Samsung opened itself up to criticism over the way it initially tried to handle a global recall of millions of Galaxy Note 7 devices on its own and it caught some heat as a result, but in giving credit where credit is due, the South Korean handset maker deserves praise for bouncing back and making quick work out of exchanging defective handsets for working models that aren't prone to exploding. That's underscored by Samsung now having replaced half a million recalled handsets in the U.S.

"Samsung Electronics America, Inc. announced today that about half of all recalled Galaxy Note 7 phones sold in the U.S. have been exchanged through Samsung’s voluntary recall. Additionally, 90 percent of Galaxy Note7 owners have been opting to receive the new Galaxy Note 7 since the phones became widely available on Wednesday, September 21," Samsung said in a statement.

Samsung Galaxy Note 7

Though an otherwise fantastic device, several reports of the Galaxy Note 7 overheating and catching fire due to defective battery packs prompted Samsung to recall the handset.
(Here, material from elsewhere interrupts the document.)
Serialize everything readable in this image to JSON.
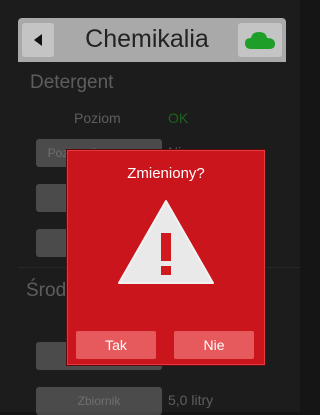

After trying to handle things on its own, Samsung worked with the U.S. Consumer Product Safety Commission (CPSC) to formally recall 1 million Galaxy Note 7 smartphones stateside last week. At the time, Samsung said it had received 92 reports of batteries overheating in the U.S., including 26 reports of burns and 55 incidents involving property damage, among them fires in cars and a garage.

In the short time that's elapsed since then, wireless carriers including Sprint and Verizon have begun selling a new batch of Galaxy Note 7 handsets that sport new battery packs and managed to replace half of all recalled models in the U.S. That's the type of swift response that could help Samsung rebuild consumer confidence, both in itself and in its newest smartphone.

The financial fallout resulting from the recall is yet to be determined. It was previously estimated that Samsung could lose up to $1 billion in operating profit in the second half of its fiscal year, and knee-jerk reactions by investors sent Samsung's stock on a downward spiral, causing the company's market capitalization to tank by $22 billion. But Samsung's swift response over the past week could help mitigate the damage. It's also a good sign that 9 out of 10 Galaxy Note 7 owners in the U.S. have opted to receive a replacement instead of exchanging it for a different model or asking for a refund.